Juicy chunks of marinated chicken and colorful vegetables are threaded onto skewers and grilled to smoky perfection. This easy, flavorful recipe is perfect for summer BBQs, weeknight dinners, or any gathering where you want a crowd-pleasing, healthy meal.

Ingredients

Scale
  • 1 1/2 pounds boneless, skinless chicken breasts or thighs, cut into 1 1/4-inch pieces
  • 1/4 cup olive oil
  • 2 tablespoons fresh lemon juice
  • 2 large garlic cloves, minced (or 1 teaspoon garlic powder)
  • 1 tablespoon honey or maple syrup
  • 1 teaspoon dried oregano or Italian seasoning blend
  • 3/4 teaspoon kosher salt
  • 1/2 teaspoon freshly cracked black pepper
  • 1/2 teaspoon smoked paprika (optional)
  • Pinch of crushed red pepper flakes (optional)
  • 1 large red bell pepper, seeded and cut into 1 1/4-inch pieces
  • 1 large yellow bell pepper, seeded and cut into 1 1/4-inch pieces
  • 1 medium red onion, peeled and cut into 1 1/4-inch wedges
  • 1 medium zucchini, sliced into 1/2-inch thick rounds
  • 8 ounces cremini or white mushrooms, halved if large (optional)
  • Fresh parsley, chopped (for garnish)
  • Lemon wedges, for serving

Instructions

  1. If using wooden/bamboo skewers, soak them in water for at least 30 minutes to prevent burning.
  2. In a large bowl, whisk together olive oil, lemon juice, garlic, honey, oregano, salt, black pepper, smoked paprika, and red pepper flakes to make the marinade.
  3. Add chicken pieces to the bowl and toss well. Cover and marinate in the fridge for at least 30 minutes (up to 2 hours for maximum flavor).
  4. While chicken marinates, cut vegetables into uniform 1 to 1 1/4-inch pieces.
  5. Preheat grill to medium-high (about 400°F).

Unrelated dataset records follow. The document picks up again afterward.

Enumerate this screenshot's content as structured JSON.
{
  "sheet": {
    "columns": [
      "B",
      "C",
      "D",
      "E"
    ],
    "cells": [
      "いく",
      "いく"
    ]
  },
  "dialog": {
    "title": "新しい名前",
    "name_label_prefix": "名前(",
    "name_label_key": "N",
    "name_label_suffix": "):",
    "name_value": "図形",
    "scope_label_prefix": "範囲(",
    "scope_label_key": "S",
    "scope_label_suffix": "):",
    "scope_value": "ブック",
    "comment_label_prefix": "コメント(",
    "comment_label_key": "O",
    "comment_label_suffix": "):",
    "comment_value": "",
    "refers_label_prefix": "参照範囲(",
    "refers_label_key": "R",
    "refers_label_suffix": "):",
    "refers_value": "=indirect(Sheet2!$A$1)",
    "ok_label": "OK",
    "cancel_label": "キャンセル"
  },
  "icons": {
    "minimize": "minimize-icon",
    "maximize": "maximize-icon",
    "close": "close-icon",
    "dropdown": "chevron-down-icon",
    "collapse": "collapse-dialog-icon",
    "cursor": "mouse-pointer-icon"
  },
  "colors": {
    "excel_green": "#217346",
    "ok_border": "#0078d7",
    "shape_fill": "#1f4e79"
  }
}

Oil the grates with a paper towel dipped in oil, held with tongs.
  6. Thread marinated chicken and veggies alternately onto skewers, leaving a little space between each piece.
  7. Lay kabobs on the grill. Cook for 10-12 minutes, turning every 3-4 minutes, until chicken is cooked through and veggies are lightly charred. Internal temp for chicken should reach 165°F.
  8. If you reserved a little marinade (that didn’t touch raw chicken), brush it on during the last minute for extra flavor. Remove kabobs to a platter and let rest for 3-5 minutes.
  9. Sprinkle with fresh chopped parsley and serve with lemon wedges.

Notes

For extra juiciness, use chicken thighs. Mix up veggies as desired—cherry tomatoes, squash, or pineapple work well. If using wooden skewers, soak them to prevent burning. Don’t overcrowd skewers for best grilling. Kabobs can be broiled in the oven if you don’t have a grill. Let kabobs rest before serving for maximum juiciness.